Will NYRA Take Temporary Extension?
Photo: File Photo

by Karen Johnson

With another deadline looming that could shut down racing at Aqueduct Feb. 14, rumors are circulating among horsemen that the New York Racing Association might not be willing to accept another temporary extension to keep racing going.

As of Jan. 28, NYRA officials had given no indication on the record if they would agree to another short-term extension to operate the franchise.

“There seems to be rumblings that NYRA may not accept (another extension) at the deadline,” trainer Rick Violette said from Florida Jan. 28. “I don’t think NYRA is blowing smoke.

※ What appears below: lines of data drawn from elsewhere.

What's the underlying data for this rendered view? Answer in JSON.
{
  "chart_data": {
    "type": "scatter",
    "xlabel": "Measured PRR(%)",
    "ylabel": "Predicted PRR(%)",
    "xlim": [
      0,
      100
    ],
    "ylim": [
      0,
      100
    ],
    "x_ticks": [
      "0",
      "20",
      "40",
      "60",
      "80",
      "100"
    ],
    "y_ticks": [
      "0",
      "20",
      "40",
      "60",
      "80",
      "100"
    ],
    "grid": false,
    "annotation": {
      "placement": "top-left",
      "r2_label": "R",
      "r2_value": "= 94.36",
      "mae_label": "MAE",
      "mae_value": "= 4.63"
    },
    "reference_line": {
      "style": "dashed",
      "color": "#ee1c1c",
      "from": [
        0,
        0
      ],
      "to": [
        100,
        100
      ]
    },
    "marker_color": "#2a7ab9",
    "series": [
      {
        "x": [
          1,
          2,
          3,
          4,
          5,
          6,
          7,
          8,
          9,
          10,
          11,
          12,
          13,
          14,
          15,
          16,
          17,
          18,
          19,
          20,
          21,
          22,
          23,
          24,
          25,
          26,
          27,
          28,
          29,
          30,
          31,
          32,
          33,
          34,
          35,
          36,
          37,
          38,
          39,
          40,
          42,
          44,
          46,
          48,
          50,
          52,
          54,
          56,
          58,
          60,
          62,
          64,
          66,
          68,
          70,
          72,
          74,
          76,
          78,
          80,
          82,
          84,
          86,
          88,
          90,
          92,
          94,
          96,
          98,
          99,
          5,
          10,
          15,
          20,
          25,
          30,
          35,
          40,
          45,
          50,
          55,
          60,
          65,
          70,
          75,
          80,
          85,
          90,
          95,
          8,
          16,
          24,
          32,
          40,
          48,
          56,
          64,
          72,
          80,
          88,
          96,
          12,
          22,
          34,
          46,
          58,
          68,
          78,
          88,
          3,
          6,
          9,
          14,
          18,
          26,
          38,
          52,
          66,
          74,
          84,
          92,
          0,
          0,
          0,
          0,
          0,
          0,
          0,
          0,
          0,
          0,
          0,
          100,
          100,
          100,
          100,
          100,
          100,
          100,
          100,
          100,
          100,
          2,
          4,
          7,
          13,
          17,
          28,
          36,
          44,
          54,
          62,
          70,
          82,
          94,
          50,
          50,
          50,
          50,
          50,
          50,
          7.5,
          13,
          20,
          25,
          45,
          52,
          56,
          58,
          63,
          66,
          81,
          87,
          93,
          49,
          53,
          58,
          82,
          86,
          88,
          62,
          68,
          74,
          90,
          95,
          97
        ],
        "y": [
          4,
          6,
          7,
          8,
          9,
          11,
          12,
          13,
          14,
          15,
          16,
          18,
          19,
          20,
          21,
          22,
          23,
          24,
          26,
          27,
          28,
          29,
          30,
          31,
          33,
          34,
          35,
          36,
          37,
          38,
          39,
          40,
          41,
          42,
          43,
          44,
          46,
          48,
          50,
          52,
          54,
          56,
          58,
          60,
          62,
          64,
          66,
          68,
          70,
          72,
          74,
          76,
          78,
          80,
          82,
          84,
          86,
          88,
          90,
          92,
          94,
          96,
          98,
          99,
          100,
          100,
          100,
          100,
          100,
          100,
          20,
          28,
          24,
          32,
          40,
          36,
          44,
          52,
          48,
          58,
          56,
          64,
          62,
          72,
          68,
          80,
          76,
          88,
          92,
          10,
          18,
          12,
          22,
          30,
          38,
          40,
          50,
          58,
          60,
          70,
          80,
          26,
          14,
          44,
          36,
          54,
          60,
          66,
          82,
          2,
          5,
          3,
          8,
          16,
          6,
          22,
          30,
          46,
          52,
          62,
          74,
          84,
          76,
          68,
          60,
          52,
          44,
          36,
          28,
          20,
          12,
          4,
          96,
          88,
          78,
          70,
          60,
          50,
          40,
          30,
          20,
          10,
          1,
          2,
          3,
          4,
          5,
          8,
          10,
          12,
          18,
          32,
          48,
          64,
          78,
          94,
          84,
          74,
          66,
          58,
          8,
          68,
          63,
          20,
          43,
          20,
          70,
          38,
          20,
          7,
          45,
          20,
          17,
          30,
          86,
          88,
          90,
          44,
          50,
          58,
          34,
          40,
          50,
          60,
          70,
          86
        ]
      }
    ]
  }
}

I don’t think it is a bluff.

“There are easily two mindsets here: We all would like to have seen this resolved months ago because it isn’t doing anybody in the industry any good. But if NYRA stopped racing for a few days, or a few weeks, could that bring a resolution? That is where the devil lays.”

Violette is the president of the New York Thoroughbred Horsemen’s Association, which represents the interests of 6,000 people in the racing industry.

“It’s a very fine line you have to walk,” Violette said. “It’s unacceptable to lose even one day of racing. On the flip side, extension after extension doesn’t do anyone any good. It’s a dire time, no doubt about that.”

Violette said for some New York horsemen, the winter months at Aqueduct are an essential means of income, and the money the trainers and owners earn during the meet keeps them afloat the rest of the racing season.

“Winter racing presents an opportunity for money to be made, and this is a necessity for many who make their nut for the whole year,” he said.

The most recent deal between NYRA and the state--the second extension was brokered Jan. 21--keeps racing alive through Feb. 13. NYRA’s first extension was granted Dec. 31, the day its franchise expired, and secured racing through Jan. 23.

A wrinkle took place after the most recent extension was granted when the state government panel overseeing Thoroughbred racing made a resolution Jan. 22 restricting the power of its new chairman, Steven Newman, who was appointed by Gov. Eliot Spitzer to unilaterally broker deals with NYRA on short-term extensions.

The sides have agreed in principle to allow NYRA to continue running racing at Aqueduct, Belmont Park, and Saratoga. Two of the issues that have caused stumbling blocks between the sides are the length of the franchise, and if another entity should be involved in overseeing the operation of video lottery terminals at Aqueduct.